Camille Cloutier, Exposition

Dans le désert blanc brûle la fraîcheur

Les dessins de Camille Cloutier sont indissociables du rapport du corps au monde. L’artiste les assemble, les fragmente voire les guillotine en des séries d’échos, d’infusions sémantiques et colorées. Le sensuel et le lyrisme restent sous contrôle afin de sortir du romantisme et de ses miasmes affectifs. La plasticienne fait vibrer le dessin par des prodiges iconoclastes et doux. Exit les eaux tranquilles et les verts pâturages de l’amour. Ses îles de la Sonde marient la torsion d’aventures ambiguës.
La présence du corps est soumise à divers régimes « économiques ». Quant à la pratique des plaisirs, leus gain escompté tourne au mixage des temps, du rêve et de la réalité. Le corps sort des courtepointes de taffetas zinzolin. Néanmoins, Camille Cloutier les dessine ou les peint de manière à donner plus de relief à la vie. Celle-ci émerge du simple instinct de conservation et au besoin trouve dans l’inconfort un moyen d’améliorer l’existence.
Les graphismes tirent des plans sur la comète et le papier. Et si le paradis est perdu, il reste cependant une chance de vivre bien ici-même, ici-bas. Toute une machinerie intuitive, intellectuelle, plastique est en place afin d’y parvenir. Les dessins les plus lentement élaborés n’ont pas de date de naissance, ils sont commencés depuis toujours et ne seront jamais terminés. Ce sont de longues conversations avec le corps et son humanité. Les plus rapides proviennent d’un chaos de formes cachées en eux. L’émotion et l’humour sont toujours présents.

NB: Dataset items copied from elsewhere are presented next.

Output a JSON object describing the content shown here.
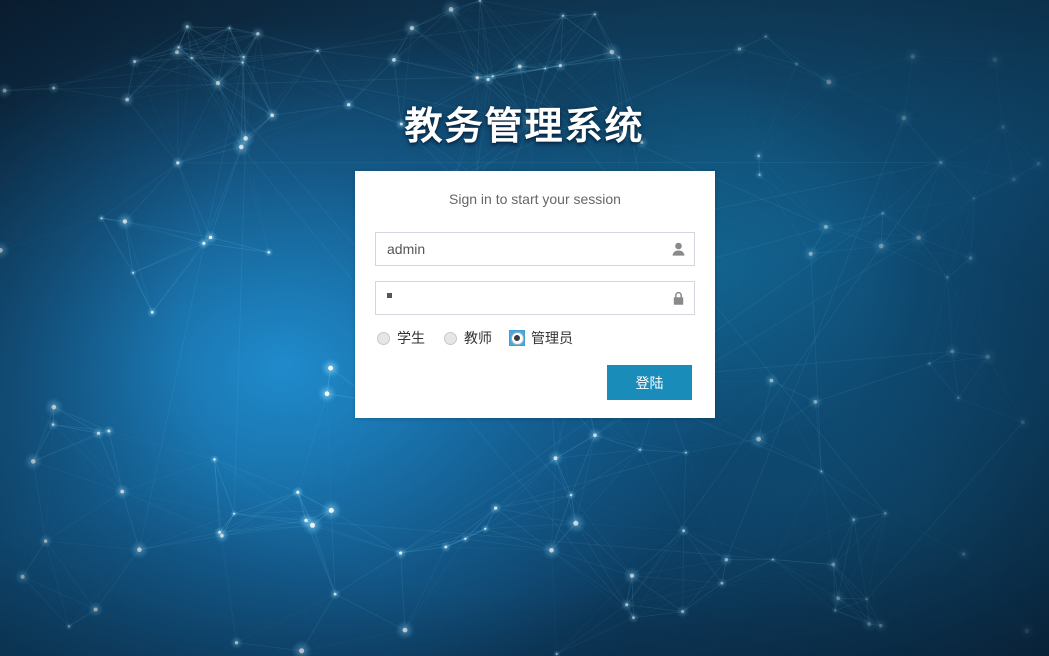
{
  "page": {
    "title": "教务管理系统"
  },
  "card": {
    "message": "Sign in to start your session"
  },
  "form": {
    "username": {
      "value": "admin",
      "placeholder": "",
      "icon": "user-icon"
    },
    "password": {
      "value": "·",
      "masked_length": 1,
      "placeholder": "",
      "icon": "lock-icon"
    },
    "roles": [
      {
        "label": "学生",
        "selected": false
      },
      {
        "label": "教师",
        "selected": false
      },
      {
        "label": "管理员",
        "selected": true
      }
    ],
    "submit_label": "登陆"
  },
  "colors": {
    "button": "#1a8cba",
    "radio_selected_highlight": "#4aa8e0",
    "card_background": "#ffffff",
    "input_border": "#d2d6de",
    "message_text": "#666666",
    "title_text": "#ffffff",
    "background_deep": "#0d2236",
    "background_glow": "#208ed0"
  }
}
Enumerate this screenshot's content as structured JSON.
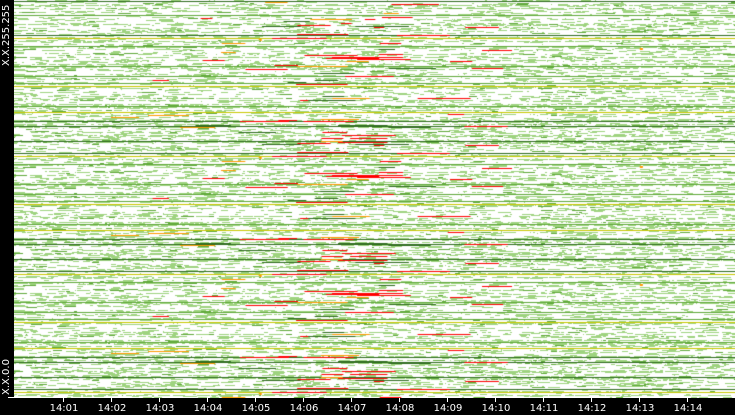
{
  "chart_data": {
    "type": "heatmap",
    "title": "",
    "xlabel": "",
    "ylabel": "",
    "x_ticks": [
      "14:01",
      "14:02",
      "14:03",
      "14:04",
      "14:05",
      "14:06",
      "14:07",
      "14:08",
      "14:09",
      "14:10",
      "14:11",
      "14:12",
      "14:13",
      "14:14"
    ],
    "y_labels": {
      "top": "X.X.255.255",
      "bottom": "X.X.0.0"
    },
    "colors": {
      "background": "#ffffff",
      "low": "#9ed37f",
      "medium": "#5fa83a",
      "dark": "#2e6b1e",
      "high": "#ff0000",
      "warn": "#ff9900",
      "yellow": "#c8c800"
    },
    "hotspot_time_range": [
      "14:05",
      "14:09"
    ]
  }
}
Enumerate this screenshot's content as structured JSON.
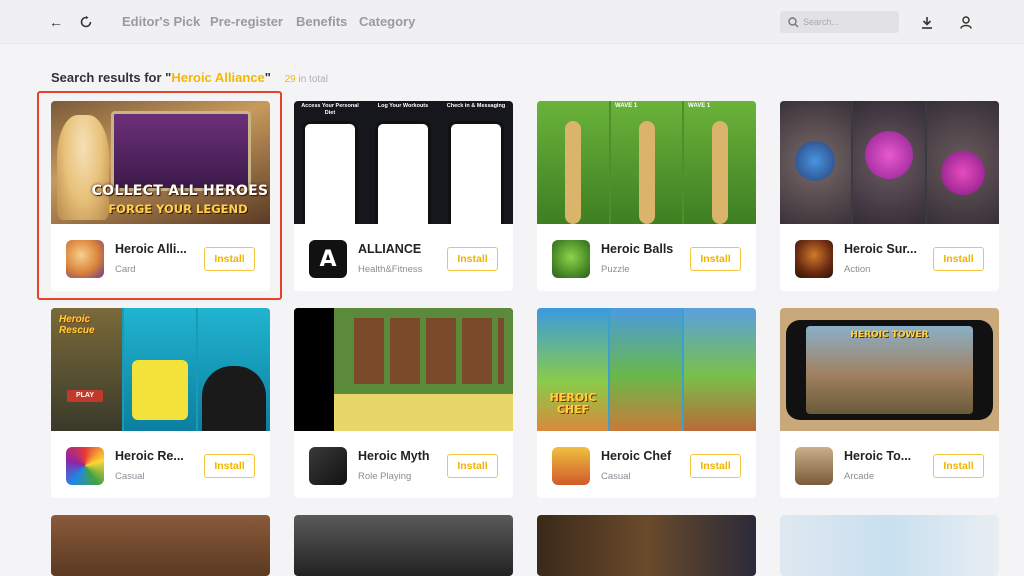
{
  "nav": {
    "links": [
      "Editor's Pick",
      "Pre-register",
      "Benefits",
      "Category"
    ],
    "search_placeholder": "Search..."
  },
  "heading": {
    "prefix": "Search results for \"",
    "query": "Heroic Alliance",
    "suffix": "\"",
    "count": "29",
    "count_suffix": "in total"
  },
  "install_label": "Install",
  "cards": [
    {
      "name": "Heroic Alli...",
      "category": "Card",
      "shot_text_1": "COLLECT ALL HEROES",
      "shot_text_2": "FORGE YOUR LEGEND"
    },
    {
      "name": "ALLIANCE",
      "category": "Health&Fitness",
      "panels": [
        "Access Your Personal Diet",
        "Log Your Workouts",
        "Check in & Messaging"
      ],
      "icon_text": "A"
    },
    {
      "name": "Heroic Balls",
      "category": "Puzzle",
      "wave_1": "WAVE 1",
      "wave_2": "WAVE 1"
    },
    {
      "name": "Heroic Sur...",
      "category": "Action"
    },
    {
      "name": "Heroic Re...",
      "category": "Casual",
      "shot_title": "Heroic Rescue",
      "play": "PLAY"
    },
    {
      "name": "Heroic Myth",
      "category": "Role Playing"
    },
    {
      "name": "Heroic Chef",
      "category": "Casual",
      "shot_title": "HEROIC CHEF"
    },
    {
      "name": "Heroic To...",
      "category": "Arcade",
      "shot_title": "HEROIC TOWER"
    }
  ],
  "colors": {
    "accent": "#f5b800",
    "highlight": "#e2452c"
  }
}
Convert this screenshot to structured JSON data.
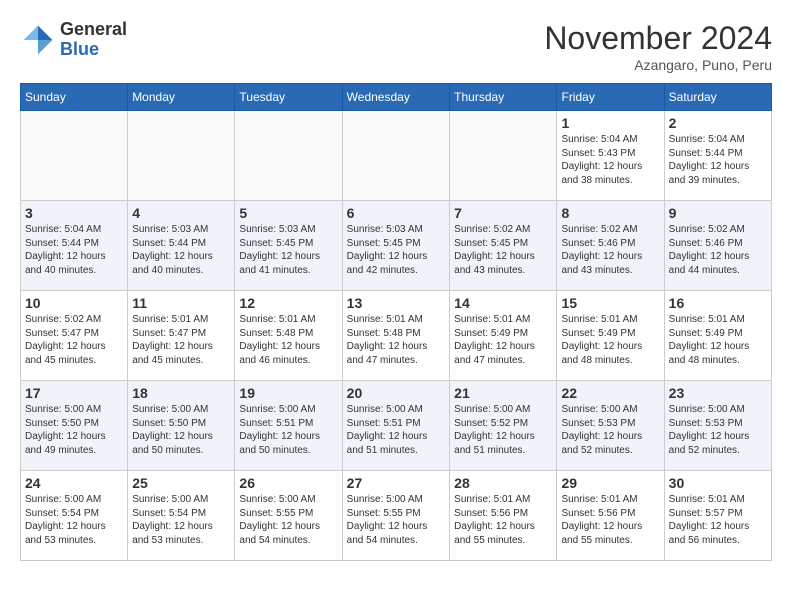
{
  "logo": {
    "general": "General",
    "blue": "Blue"
  },
  "title": "November 2024",
  "location": "Azangaro, Puno, Peru",
  "days_of_week": [
    "Sunday",
    "Monday",
    "Tuesday",
    "Wednesday",
    "Thursday",
    "Friday",
    "Saturday"
  ],
  "weeks": [
    [
      {
        "day": "",
        "info": ""
      },
      {
        "day": "",
        "info": ""
      },
      {
        "day": "",
        "info": ""
      },
      {
        "day": "",
        "info": ""
      },
      {
        "day": "",
        "info": ""
      },
      {
        "day": "1",
        "info": "Sunrise: 5:04 AM\nSunset: 5:43 PM\nDaylight: 12 hours and 38 minutes."
      },
      {
        "day": "2",
        "info": "Sunrise: 5:04 AM\nSunset: 5:44 PM\nDaylight: 12 hours and 39 minutes."
      }
    ],
    [
      {
        "day": "3",
        "info": "Sunrise: 5:04 AM\nSunset: 5:44 PM\nDaylight: 12 hours and 40 minutes."
      },
      {
        "day": "4",
        "info": "Sunrise: 5:03 AM\nSunset: 5:44 PM\nDaylight: 12 hours and 40 minutes."
      },
      {
        "day": "5",
        "info": "Sunrise: 5:03 AM\nSunset: 5:45 PM\nDaylight: 12 hours and 41 minutes."
      },
      {
        "day": "6",
        "info": "Sunrise: 5:03 AM\nSunset: 5:45 PM\nDaylight: 12 hours and 42 minutes."
      },
      {
        "day": "7",
        "info": "Sunrise: 5:02 AM\nSunset: 5:45 PM\nDaylight: 12 hours and 43 minutes."
      },
      {
        "day": "8",
        "info": "Sunrise: 5:02 AM\nSunset: 5:46 PM\nDaylight: 12 hours and 43 minutes."
      },
      {
        "day": "9",
        "info": "Sunrise: 5:02 AM\nSunset: 5:46 PM\nDaylight: 12 hours and 44 minutes."
      }
    ],
    [
      {
        "day": "10",
        "info": "Sunrise: 5:02 AM\nSunset: 5:47 PM\nDaylight: 12 hours and 45 minutes."
      },
      {
        "day": "11",
        "info": "Sunrise: 5:01 AM\nSunset: 5:47 PM\nDaylight: 12 hours and 45 minutes."
      },
      {
        "day": "12",
        "info": "Sunrise: 5:01 AM\nSunset: 5:48 PM\nDaylight: 12 hours and 46 minutes."
      },
      {
        "day": "13",
        "info": "Sunrise: 5:01 AM\nSunset: 5:48 PM\nDaylight: 12 hours and 47 minutes."
      },
      {
        "day": "14",
        "info": "Sunrise: 5:01 AM\nSunset: 5:49 PM\nDaylight: 12 hours and 47 minutes."
      },
      {
        "day": "15",
        "info": "Sunrise: 5:01 AM\nSunset: 5:49 PM\nDaylight: 12 hours and 48 minutes."
      },
      {
        "day": "16",
        "info": "Sunrise: 5:01 AM\nSunset: 5:49 PM\nDaylight: 12 hours and 48 minutes."
      }
    ],
    [
      {
        "day": "17",
        "info": "Sunrise: 5:00 AM\nSunset: 5:50 PM\nDaylight: 12 hours and 49 minutes."
      },
      {
        "day": "18",
        "info": "Sunrise: 5:00 AM\nSunset: 5:50 PM\nDaylight: 12 hours and 50 minutes."
      },
      {
        "day": "19",
        "info": "Sunrise: 5:00 AM\nSunset: 5:51 PM\nDaylight: 12 hours and 50 minutes."
      },
      {
        "day": "20",
        "info": "Sunrise: 5:00 AM\nSunset: 5:51 PM\nDaylight: 12 hours and 51 minutes."
      },
      {
        "day": "21",
        "info": "Sunrise: 5:00 AM\nSunset: 5:52 PM\nDaylight: 12 hours and 51 minutes."
      },
      {
        "day": "22",
        "info": "Sunrise: 5:00 AM\nSunset: 5:53 PM\nDaylight: 12 hours and 52 minutes."
      },
      {
        "day": "23",
        "info": "Sunrise: 5:00 AM\nSunset: 5:53 PM\nDaylight: 12 hours and 52 minutes."
      }
    ],
    [
      {
        "day": "24",
        "info": "Sunrise: 5:00 AM\nSunset: 5:54 PM\nDaylight: 12 hours and 53 minutes."
      },
      {
        "day": "25",
        "info": "Sunrise: 5:00 AM\nSunset: 5:54 PM\nDaylight: 12 hours and 53 minutes."
      },
      {
        "day": "26",
        "info": "Sunrise: 5:00 AM\nSunset: 5:55 PM\nDaylight: 12 hours and 54 minutes."
      },
      {
        "day": "27",
        "info": "Sunrise: 5:00 AM\nSunset: 5:55 PM\nDaylight: 12 hours and 54 minutes."
      },
      {
        "day": "28",
        "info": "Sunrise: 5:01 AM\nSunset: 5:56 PM\nDaylight: 12 hours and 55 minutes."
      },
      {
        "day": "29",
        "info": "Sunrise: 5:01 AM\nSunset: 5:56 PM\nDaylight: 12 hours and 55 minutes."
      },
      {
        "day": "30",
        "info": "Sunrise: 5:01 AM\nSunset: 5:57 PM\nDaylight: 12 hours and 56 minutes."
      }
    ]
  ]
}
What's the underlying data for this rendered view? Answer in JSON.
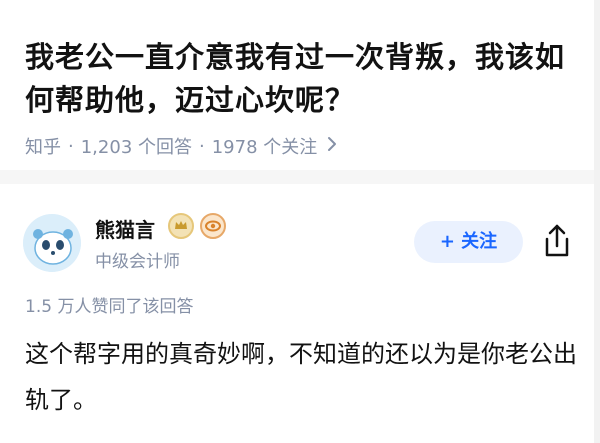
{
  "question": {
    "title": "我老公一直介意我有过一次背叛，我该如何帮助他，迈过心坎呢？",
    "source": "知乎",
    "answers_count": "1,203 个回答",
    "followers_count": "1978 个关注",
    "separator": "·"
  },
  "author": {
    "name": "熊猫言",
    "title": "中级会计师",
    "follow_label": "+ 关注",
    "badges": [
      "gold-badge-icon",
      "orange-eye-badge-icon"
    ]
  },
  "answer": {
    "vote_summary": "1.5 万人赞同了该回答",
    "content": "这个帮字用的真奇妙啊，不知道的还以为是你老公出轨了。"
  },
  "colors": {
    "title": "#121212",
    "meta": "#8590a6",
    "accent": "#1a66ff",
    "follow_bg": "#eaf1fe"
  }
}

Il appartient donc aux images de réapprendre à comprendre le monde. De redécouvrir le corps. Celui qui nous séquestre et celui qui nous échappe. C’est pourquoi les œuvres sont aussi coriaces que belles : leur poésie fait muter les doutes et les mystères avec un certain sens du rite mais selon une sobriété graphique. Il arrive même que de telles images soulèvent des questions que nous ne nous n’imaginions pas nous poser. Chatouillant sous les branches les saules pleureurs, Camille Coutier les fait tordre de rire (comme ceux qui s’y pendent). Nous aussi. Ce qui n’empêche pas à l’émotion de gonfler le cœur comme elle remue ici les lignes et les couleurs.

jean-paul gavard-perret

Camille Cloutier, Exposition, Galerie Ruffieux – Bril, Chambéry, mars – avril 2015.